McNab picked up, “Dempsey lived the hobo life and married a prostitute,” he said. “Both were born into a social stratum where drinking and womanizing were part of life. It isn’t surprising that Dempsey could move into the Hollywood crowd. He and Arbuckle have some mutual friends—did you know that? Then, when they become celebrities, their fans want to pretend—and want them to pretend—that they live a middle-class Methodist life, pure as the driven snow…the thing is, both Dempsey and Arbuckle are strong, silent men who are innately decent. Dempsey’s trouble was caused by a divorced wife who was put up to it by a sportswriter. Arbuckle’s troubles started with a sad incident, and were compounded by a liar [Delmont] and an ambitious politician [Brady] who tried to amplify those lies and have them accepted as truth. I suspect both Dempsey and Arbuckle will carry scars from their San Francisco trials till the end of their days.”

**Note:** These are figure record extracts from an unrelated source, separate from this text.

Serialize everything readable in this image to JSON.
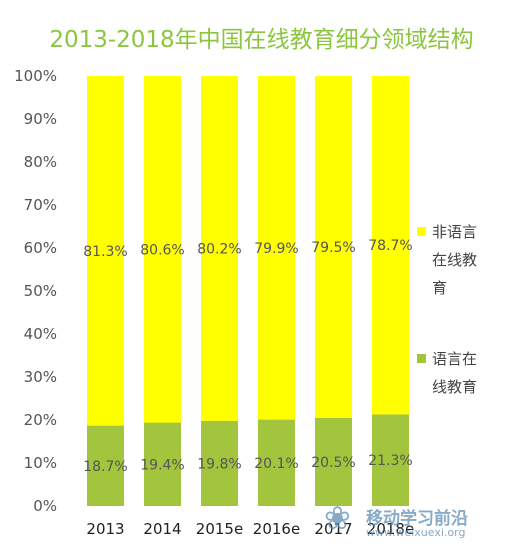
{
  "title": "2013-2018年中国在线教育细分领域结构",
  "chart_data": {
    "type": "bar",
    "stacked": true,
    "title": "2013-2018年中国在线教育细分领域结构",
    "categories": [
      "2013",
      "2014",
      "2015e",
      "2016e",
      "2017",
      "2018e"
    ],
    "series": [
      {
        "name": "语言在线教育",
        "values": [
          18.7,
          19.4,
          19.8,
          20.1,
          20.5,
          21.3
        ],
        "labels": [
          "18.7%",
          "19.4%",
          "19.8%",
          "20.1%",
          "20.5%",
          "21.3%"
        ],
        "color": "#a2c53d"
      },
      {
        "name": "非语言在线教育",
        "values": [
          81.3,
          80.6,
          80.2,
          79.9,
          79.5,
          78.7
        ],
        "labels": [
          "81.3%",
          "80.6%",
          "80.2%",
          "79.9%",
          "79.5%",
          "78.7%"
        ],
        "color": "#ffff00"
      }
    ],
    "ylim": [
      0,
      100
    ],
    "yticks": [
      "0%",
      "10%",
      "20%",
      "30%",
      "40%",
      "50%",
      "60%",
      "70%",
      "80%",
      "90%",
      "100%"
    ],
    "grid": false,
    "legend_position": "right"
  },
  "legend": {
    "items": [
      {
        "lines": [
          "非语言",
          "在线教",
          "育"
        ],
        "color": "#ffff00"
      },
      {
        "lines": [
          "语言在",
          "线教育"
        ],
        "color": "#a2c53d"
      }
    ]
  },
  "watermark": {
    "main": "移动学习前沿",
    "url": "www.weixuexi.org",
    "icon": "weixuexi-logo-icon"
  }
}
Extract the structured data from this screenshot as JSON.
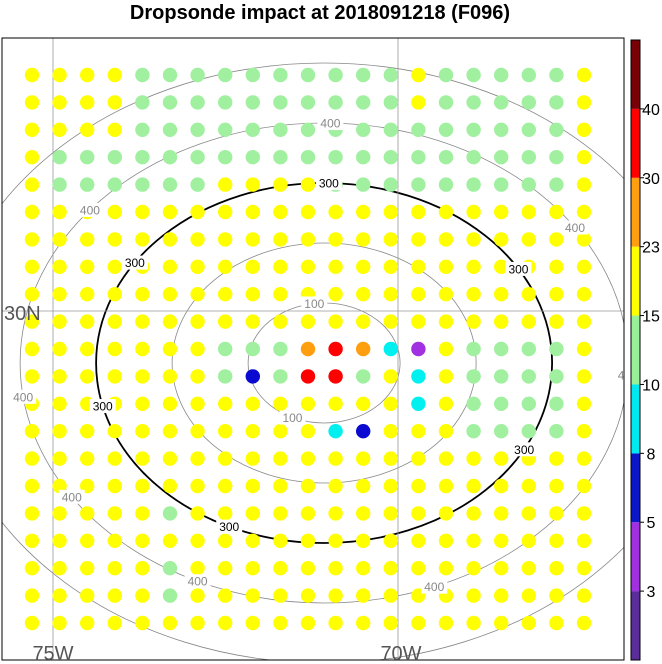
{
  "title": "Dropsonde impact at 2018091218 (F096)",
  "chart_data": {
    "type": "scatter",
    "title": "Dropsonde impact at 2018091218 (F096)",
    "map": {
      "lat_labels": [
        {
          "text": "30N",
          "lat": 30
        }
      ],
      "lon_labels": [
        {
          "text": "75W",
          "lon": -75
        },
        {
          "text": "70W",
          "lon": -70
        }
      ],
      "gridlines": {
        "lats": [
          30
        ],
        "lons": [
          -75,
          -70
        ]
      },
      "grid": true
    },
    "range_rings": {
      "center_index": {
        "row": 10,
        "col": 11
      },
      "rings": [
        {
          "value": 100,
          "label": "100",
          "color": "#888888"
        },
        {
          "value": 200,
          "label": "",
          "color": "#888888"
        },
        {
          "value": 300,
          "label": "300",
          "color": "#000000"
        },
        {
          "value": 400,
          "label": "400",
          "color": "#888888"
        },
        {
          "value": 500,
          "label": "",
          "color": "#888888"
        }
      ]
    },
    "colorbar": {
      "ticks": [
        3,
        5,
        8,
        10,
        15,
        23,
        30,
        40
      ],
      "colors": [
        "#5a2d9a",
        "#a030e0",
        "#0a16c8",
        "#00e8f0",
        "#98f098",
        "#ffff00",
        "#ff9e0e",
        "#ff0000",
        "#7a0008"
      ]
    },
    "category_colors": {
      "Y": "#ffff00",
      "G": "#a0f0a0",
      "C": "#00f0f0",
      "B": "#0a0ad0",
      "P": "#a030e0",
      "O": "#ff9e0e",
      "R": "#ff0000"
    },
    "grid_rows": [
      "YYYYGGGGGGGGGGYGGGGGY",
      "YYYYGGGGGGGGGGYGGGGGY",
      "YYYYGGGGGGGGGGGGGGGGY",
      "YGGGGGGGGGGGGGGGGGGGY",
      "YGGGGGGYYYYGGGGGGGGGY",
      "YYYYYYYYYYYYYYYYYYYYY",
      "YYYYYYYYYYYYYYYYYYYYY",
      "YYYYYYYYYYYYYYYYYYYYY",
      "YYYYYYYYYYYYYYYYYYYYY",
      "YYYYYYYYYYYYYYYYYYYYY",
      "YYYYYYYGGGOROCPYGGGGY",
      "YYYYYYYGBGRRGYCYGGGGY",
      "YYYYYYYYYYYYYYCYGGGGY",
      "YYYYYYYYYYYCBYYYGGGGY",
      "YYYYYYYYYYYYYYYYYYYYY",
      "YYYYYYYYYYYYYYYYYYYYY",
      "YYYYYGYYYYYYYYYYYYYYY",
      "YYYYYYYYYYYYYYYYYYYYY",
      "YYYYYGYYYYYYYYYYYYYYY",
      "YYYYYGYYYYYYYYYYYYYYY",
      "YYYYYYYYYYYYYYYYYYYYY"
    ]
  }
}
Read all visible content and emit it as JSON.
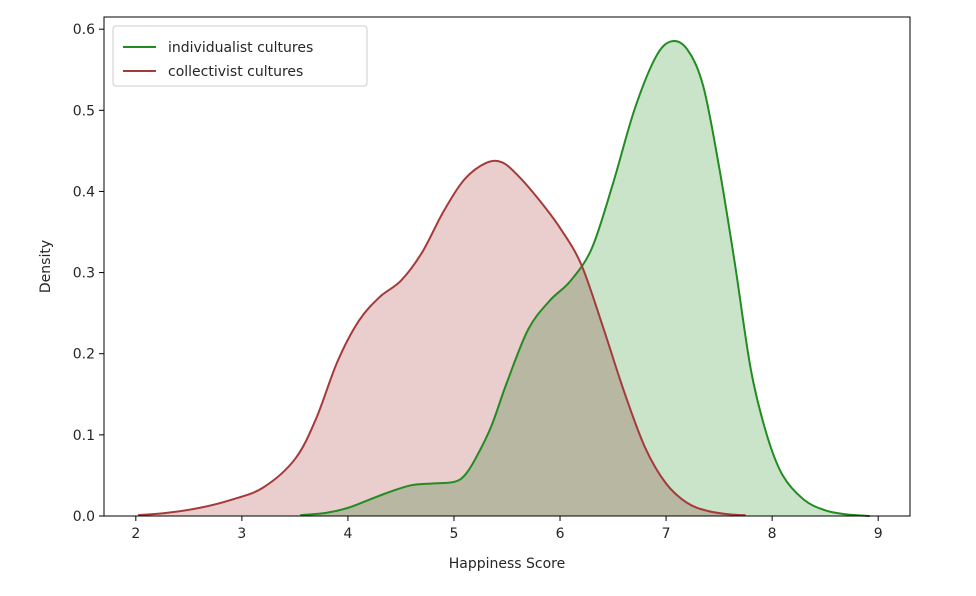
{
  "chart_data": {
    "type": "area",
    "title": "",
    "xlabel": "Happiness Score",
    "ylabel": "Density",
    "xlim": [
      1.7,
      9.3
    ],
    "ylim": [
      0,
      0.615
    ],
    "xticks": [
      2,
      3,
      4,
      5,
      6,
      7,
      8,
      9
    ],
    "yticks": [
      0.0,
      0.1,
      0.2,
      0.3,
      0.4,
      0.5,
      0.6
    ],
    "ytick_labels": [
      "0.0",
      "0.1",
      "0.2",
      "0.3",
      "0.4",
      "0.5",
      "0.6"
    ],
    "grid": false,
    "legend_position": "top-left",
    "series": [
      {
        "name": "individualist cultures",
        "color": "#228b22",
        "fill": "#c0dfc0",
        "x": [
          3.55,
          3.8,
          4.0,
          4.2,
          4.4,
          4.6,
          4.8,
          5.0,
          5.1,
          5.2,
          5.35,
          5.5,
          5.7,
          5.9,
          6.1,
          6.3,
          6.5,
          6.7,
          6.9,
          7.05,
          7.2,
          7.35,
          7.5,
          7.65,
          7.8,
          7.95,
          8.1,
          8.3,
          8.5,
          8.7,
          8.92
        ],
        "y": [
          0.001,
          0.004,
          0.01,
          0.02,
          0.03,
          0.038,
          0.04,
          0.042,
          0.05,
          0.07,
          0.11,
          0.165,
          0.23,
          0.265,
          0.29,
          0.33,
          0.41,
          0.5,
          0.565,
          0.585,
          0.575,
          0.53,
          0.43,
          0.31,
          0.18,
          0.1,
          0.05,
          0.02,
          0.007,
          0.002,
          0.0
        ]
      },
      {
        "name": "collectivist cultures",
        "color": "#a53a3a",
        "fill": "#e6c4c4",
        "x": [
          2.02,
          2.3,
          2.6,
          2.9,
          3.2,
          3.5,
          3.7,
          3.9,
          4.1,
          4.3,
          4.5,
          4.7,
          4.9,
          5.1,
          5.3,
          5.45,
          5.6,
          5.8,
          6.0,
          6.2,
          6.4,
          6.6,
          6.8,
          7.0,
          7.2,
          7.4,
          7.6,
          7.75
        ],
        "y": [
          0.001,
          0.004,
          0.01,
          0.02,
          0.035,
          0.07,
          0.12,
          0.19,
          0.24,
          0.27,
          0.29,
          0.325,
          0.375,
          0.415,
          0.435,
          0.436,
          0.42,
          0.39,
          0.355,
          0.31,
          0.235,
          0.155,
          0.085,
          0.04,
          0.016,
          0.006,
          0.002,
          0.001
        ]
      }
    ]
  }
}
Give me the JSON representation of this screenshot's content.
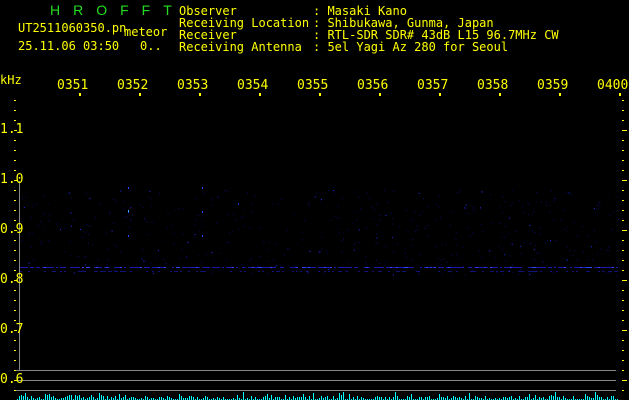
{
  "header": {
    "brand": "HROFFT",
    "filename": "UT2511060350.pn",
    "mode": "meteor",
    "datetime": "25.11.06 03:50",
    "count": "0..",
    "info": [
      {
        "label": "Observer",
        "value": ": Masaki Kano"
      },
      {
        "label": "Receiving Location",
        "value": ": Shibukawa, Gunma, Japan"
      },
      {
        "label": "Receiver",
        "value": ": RTL-SDR SDR# 43dB L15 96.7MHz CW"
      },
      {
        "label": "Receiving Antenna",
        "value": ": 5el Yagi Az 280 for Seoul"
      }
    ]
  },
  "axis": {
    "unit": "kHz",
    "time_labels": [
      "0351",
      "0352",
      "0353",
      "0354",
      "0355",
      "0356",
      "0357",
      "0358",
      "0359",
      "0400"
    ],
    "freq_labels": [
      "1.1",
      "1.0",
      "0.9",
      "0.8",
      "0.7",
      "0.6"
    ]
  },
  "colors": {
    "text": "#ffff00",
    "brand": "#22dd22",
    "signal": "#2222ff",
    "level": "#00ffff",
    "grid": "#888888"
  }
}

The 1920s—and the cases of Dempsey and Arbuckle in particular—offer warnings in these overheated and confusing times about the dangers of trial by media and a rush to judgment. Reputations and careers, once tainted by accusation may never recover, even if those accusations turn out to be based on nothing but hearsay and lies or motivated by nothing more noble than score-settling. There are those who may argue that people like Dempsey and Arbuckle are acceptable collateral damage in the fight over values. But it is more important still to ensure that we establish the truth of the matter at hand, and that the punishment fit the crime…should one turn out to have been committed at all.